Why Going Passwordless Matters
The benefits are tangible:
- Phishing resistance: Passkeys are bound to a specific domain and cannot be entered into a fake site.
- No server-side secrets: Only public keys sit on the service, so a breach of that service yields nothing of value to an attacker.
- Faster sign-ins: A quick biometric scan beats juggling complex passwords and autofill prompts.
- Cross-device flexibility: The combination of third-party providers and Microsoft’s sync makes passkeys practical across phones, tablets, and PCs.
Risks, Caveats, and Implementation Pitfalls
The passwordless future is not without sharp edges. Adopters should weigh these risks carefully:
- Recovery and account lockout: Removing password sign-ins places heavy reliance on recovery keys or self-service password reset. If a user loses all enrolled devices and forgets the recovery key, access can be permanently lost — a help-desk nightmare. Microsoft’s guidance stresses recovery planning, but organizations must test every path.
- Platform interoperability gaps: Although passkey standards are open, real-world compatibility can be spotty across older OS versions, certain browsers, or specific service implementations. Early rollouts from some providers had browser-specific quirks; users should verify supported combinations.
- Device compromise: A rooted or stolen device with a bypassed biometric lock could expose passkeys. TPMs and secure hardware mitigate but do not eliminate this risk. Device hygiene remains critical.
- Third-party provider trust: When you store passkeys in a third-party manager, you’re betting on that vendor’s encryption, recovery model, and audit practices. The plug-in model reduces friction but also creates a centralization point that must be scrutinized.
- Enterprise oversight complexity: A full-scale passwordless rollout touches identity (Entra ID), device management (Intune), help desk, and end-user training. Success depends on phased deployments, monitoring telemetry, and having fallback admin accounts.
Practical Guidance for Consumers, IT Pros, and Developers
For Windows users:
- Enable Windows Hello (face, fingerprint, or PIN) if you haven’t already.
- If you live in the Windows ecosystem, the built-in synced passkey provider offers the simplest setup. For cross-platform users, choose a reputable third-party manager like 1Password or Bitwarden and follow their Windows integration guides.
For IT teams:
- Pilot with a small, technically savvy group using Windows Hello for Business.
- Configure PIN reset and SSPR before hiding password credential providers.
- Use Intune policies to roll out the Windows passwordless experience in stages and watch for authentication failures via telemetry.
For developers and site operators:
- Implement WebAuthn/FIDO2 and provide a clear passkey UX with QR fallback for cross-device logins.
- Support both passkeys and legacy passwords during the transition period, and lean on toolkits like 1Password’s developer resources to speed adoption.

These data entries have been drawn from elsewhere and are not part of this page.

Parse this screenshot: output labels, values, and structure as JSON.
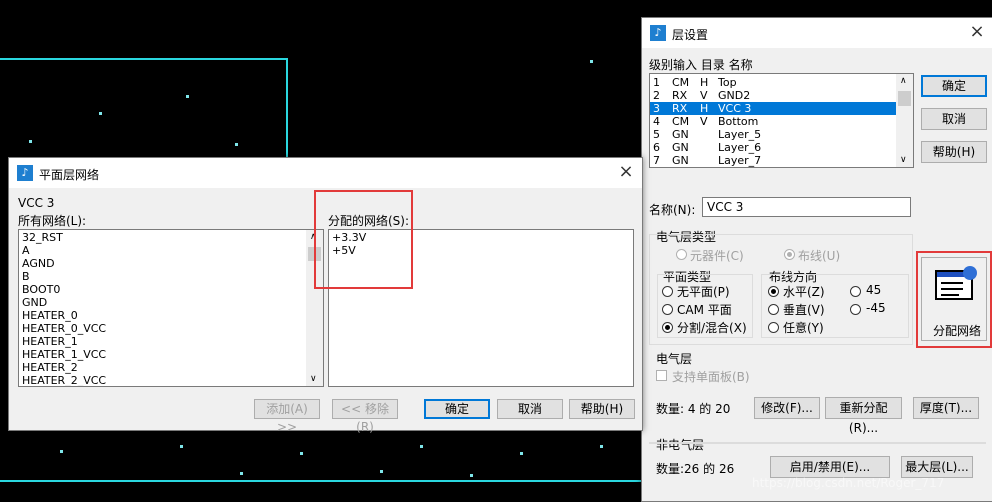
{
  "layer_dialog": {
    "title": "层设置",
    "list_header": "级别输入  目录  名称",
    "layers": [
      {
        "num": "1",
        "type": "CM",
        "dir": "H",
        "name": "Top",
        "selected": false
      },
      {
        "num": "2",
        "type": "RX",
        "dir": "V",
        "name": "GND2",
        "selected": false
      },
      {
        "num": "3",
        "type": "RX",
        "dir": "H",
        "name": "VCC 3",
        "selected": true
      },
      {
        "num": "4",
        "type": "CM",
        "dir": "V",
        "name": "Bottom",
        "selected": false
      },
      {
        "num": "5",
        "type": "GN",
        "dir": "",
        "name": "Layer_5",
        "selected": false
      },
      {
        "num": "6",
        "type": "GN",
        "dir": "",
        "name": "Layer_6",
        "selected": false
      },
      {
        "num": "7",
        "type": "GN",
        "dir": "",
        "name": "Layer_7",
        "selected": false
      }
    ],
    "ok": "确定",
    "cancel": "取消",
    "help": "帮助(H)",
    "name_label": "名称(N):",
    "name_value": "VCC 3",
    "elec_type_label": "电气层类型",
    "component_label": "元器件(C)",
    "routing_label": "布线(U)",
    "plane_type_label": "平面类型",
    "no_plane": "无平面(P)",
    "cam_plane": "CAM 平面",
    "split_mixed": "分割/混合(X)",
    "route_dir_label": "布线方向",
    "horizontal": "水平(Z)",
    "vertical": "垂直(V)",
    "any": "任意(Y)",
    "deg45": "45",
    "degm45": "-45",
    "assign_nets": "分配网络",
    "electrical_layer": "电气层",
    "support_single": "支持单面板(B)",
    "count_label": "数量: 4 的 20",
    "modify": "修改(F)...",
    "reassign": "重新分配(R)...",
    "thickness": "厚度(T)...",
    "non_electrical": "非电气层",
    "count2_label": "数量:26 的 26",
    "enable_disable": "启用/禁用(E)...",
    "max_layers": "最大层(L)..."
  },
  "plane_dialog": {
    "title": "平面层网络",
    "layer_name": "VCC 3",
    "all_nets_label": "所有网络(L):",
    "all_nets": [
      "32_RST",
      "A",
      "AGND",
      "B",
      "BOOT0",
      "GND",
      "HEATER_0",
      "HEATER_0_VCC",
      "HEATER_1",
      "HEATER_1_VCC",
      "HEATER_2",
      "HEATER_2_VCC"
    ],
    "assigned_label": "分配的网络(S):",
    "assigned_nets": [
      "+3.3V",
      "+5V"
    ],
    "add": "添加(A) >>",
    "remove": "<< 移除(R)",
    "ok": "确定",
    "cancel": "取消",
    "help": "帮助(H)"
  },
  "watermark": "https://blog.csdn.net/Roger_717",
  "colors": {
    "canvas": "#000000",
    "trace": "#2ad7df",
    "highlight": "#e23a3a",
    "selection": "#0078d7"
  }
}
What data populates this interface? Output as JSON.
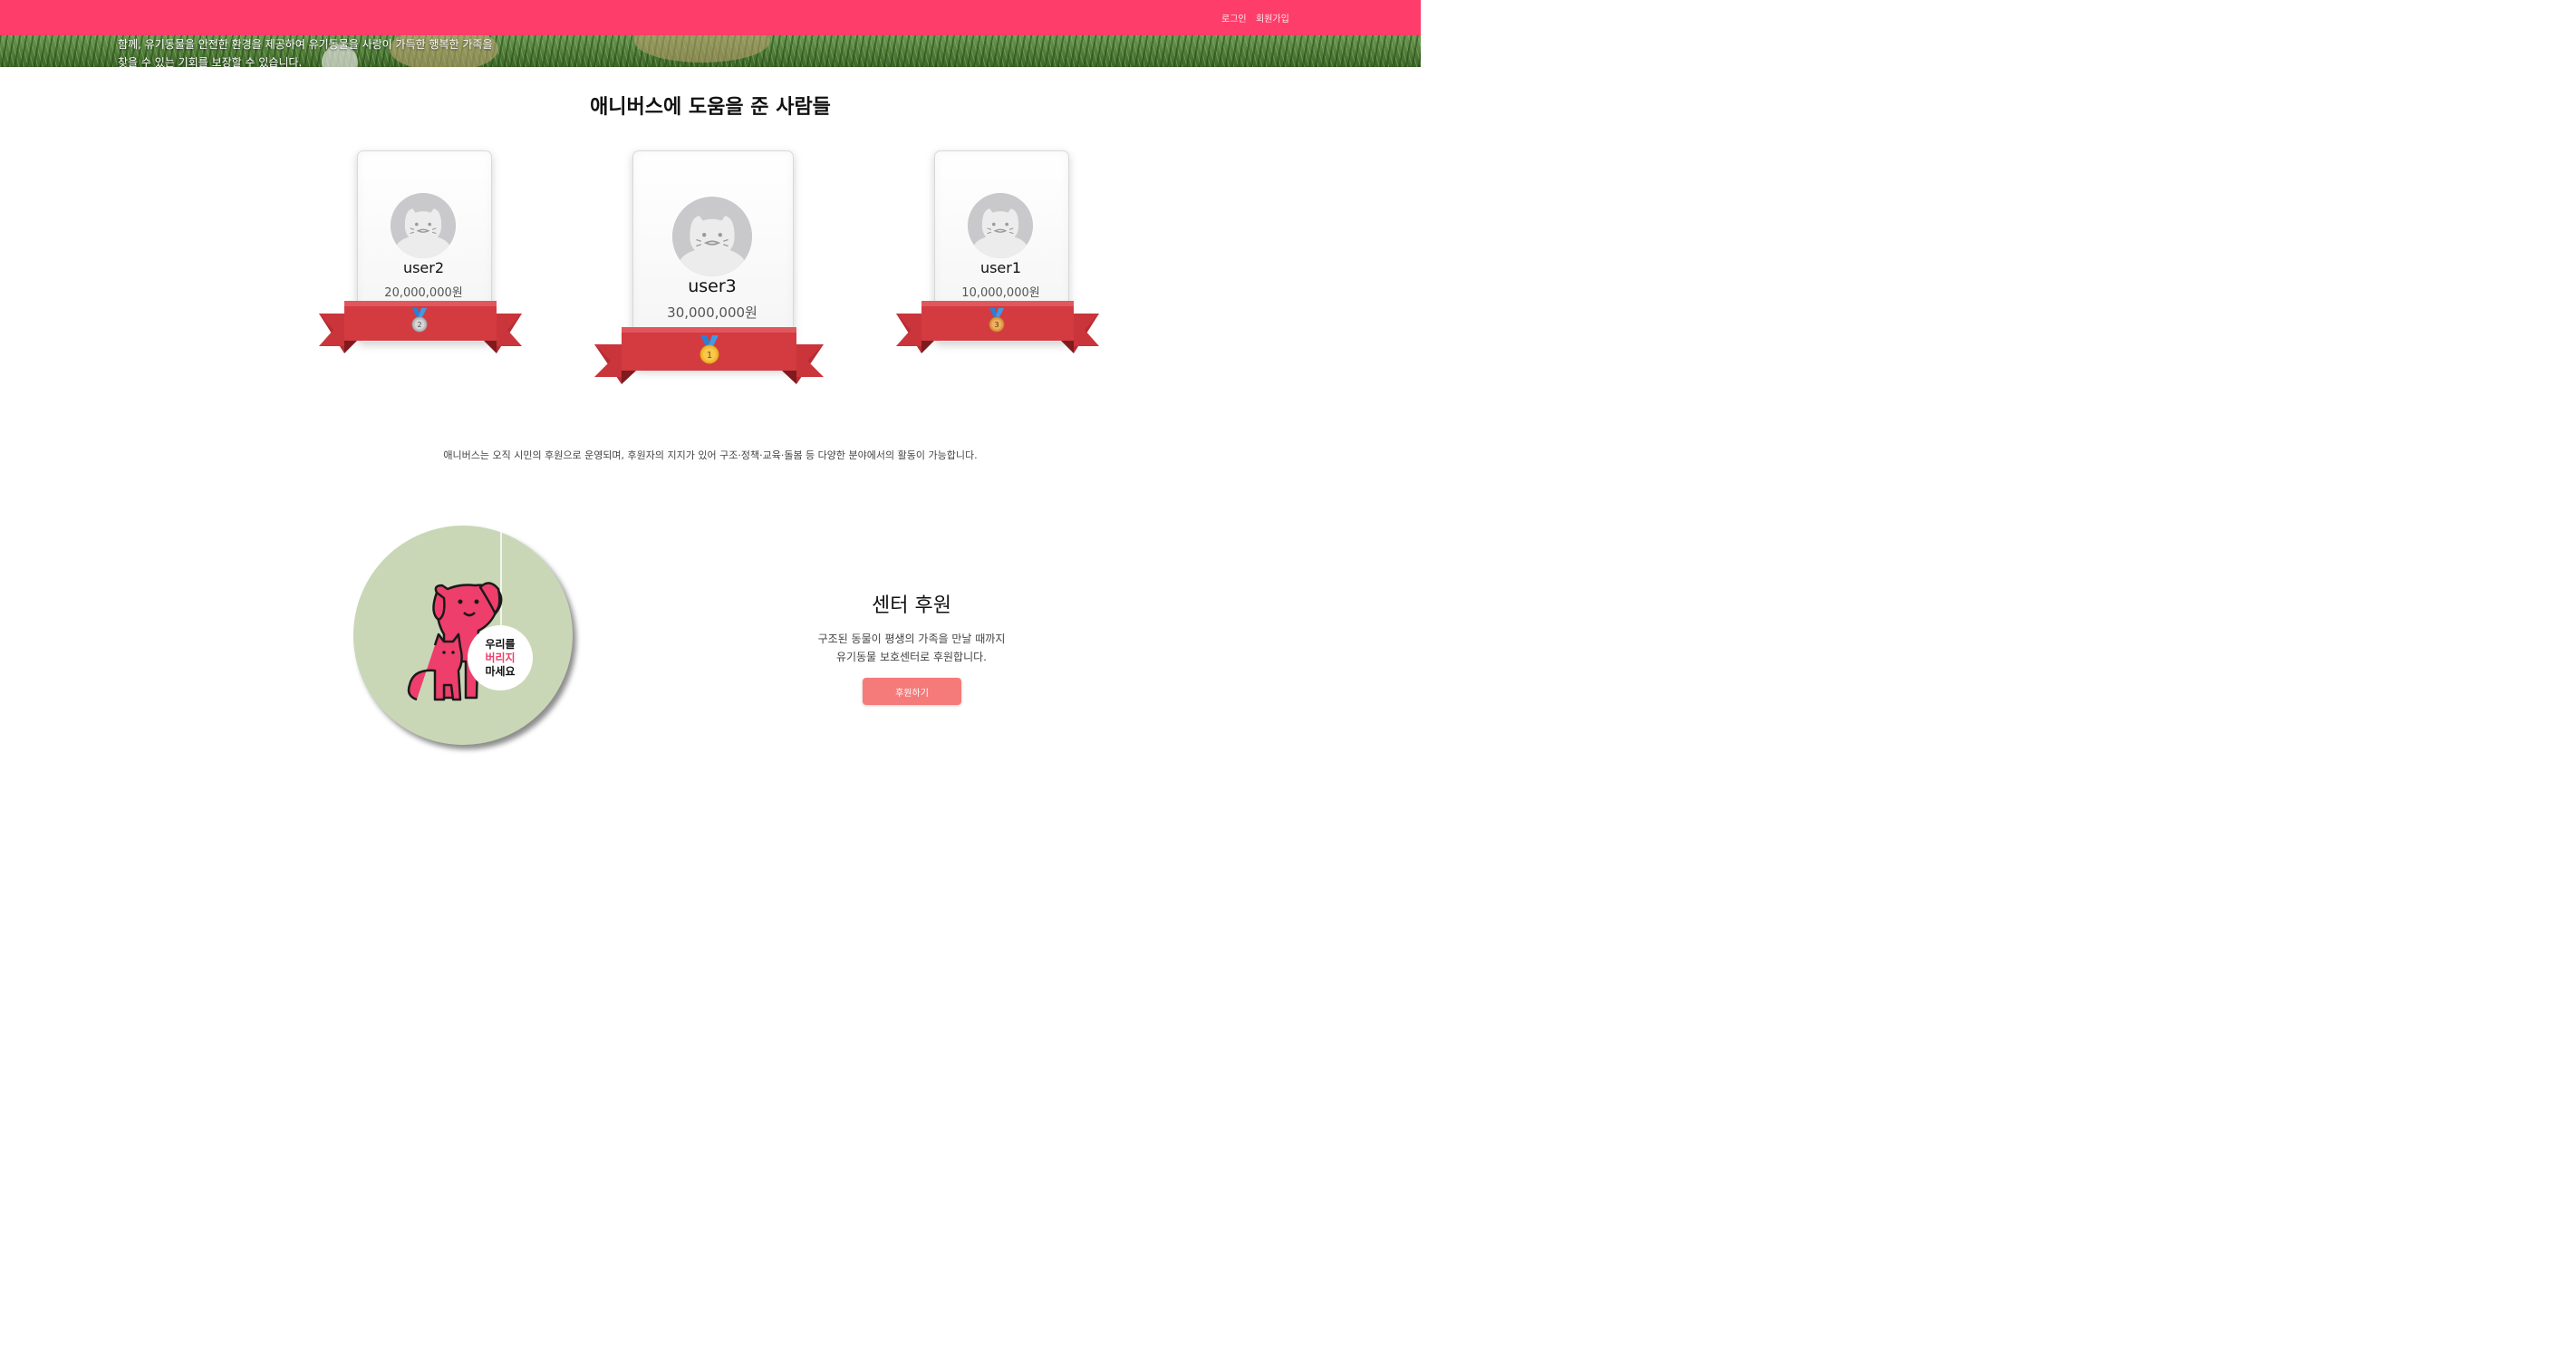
{
  "nav": {
    "login": "로그인",
    "signup": "회원가입"
  },
  "hero": {
    "line1": "함께, 유기동물을 안전한 환경을 제공하여 유기동물을 사랑이 가득한 행복한 가족을",
    "line2": "찾을 수 있는 기회를 보장할 수 있습니다."
  },
  "donors": {
    "title": "애니버스에 도움을 준 사람들",
    "ranks": [
      {
        "rank": "2",
        "name": "user2",
        "amount": "20,000,000원",
        "medal_color": "#bdbdbd"
      },
      {
        "rank": "1",
        "name": "user3",
        "amount": "30,000,000원",
        "medal_color": "#f5b82e"
      },
      {
        "rank": "3",
        "name": "user1",
        "amount": "10,000,000원",
        "medal_color": "#e39a43"
      }
    ]
  },
  "description": "애니버스는 오직 시민의 후원으로 운영되며, 후원자의 지지가 있어 구조·정책·교육·돌봄 등 다양한 분야에서의 활동이 가능합니다.",
  "poster": {
    "line1": "우리를",
    "line2": "버리지",
    "line3": "마세요"
  },
  "support": {
    "title": "센터 후원",
    "line1": "구조된 동물이 평생의 가족을 만날 때까지",
    "line2": "유기동물 보호센터로 후원합니다.",
    "button": "후원하기"
  },
  "colors": {
    "brand": "#ff3d6a",
    "ribbon": "#c9353a",
    "button": "#f57a7a",
    "poster_bg": "#c9d7b7",
    "animal": "#ee3e6b"
  }
}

The Broader Industry Shift
Microsoft’s move aligns with similar pushes by Apple, Google, and the FIDO Alliance to make passkeys the default secure credential. The industry is also developing credential exchange standards to let users move passkeys between managers without lock-in. This collective momentum means passkeys are fast becoming the norm rather than a niche option, and Windows 11’s native integration is an essential piece of that foundation.
A Meaningful Step, Not a Magic Switch
Windows 11’s passkey strategy addresses three practical barriers to widespread adoption: security, convenience, and cross-device portability. The native UX, third-party provider support, and TPM-backed sync give consumers and enterprises a credible on-ramp to a passwordless world. However, the transition is not cheap or effortless. Recovery planning, interoperability testing, and a deliberate rollout pace remain essential. For those ready to put in the work, the payoff is real: fewer phishing successes, lower credential-theft risk, and a sign-in experience that finally feels as seamless as unlocking a phone.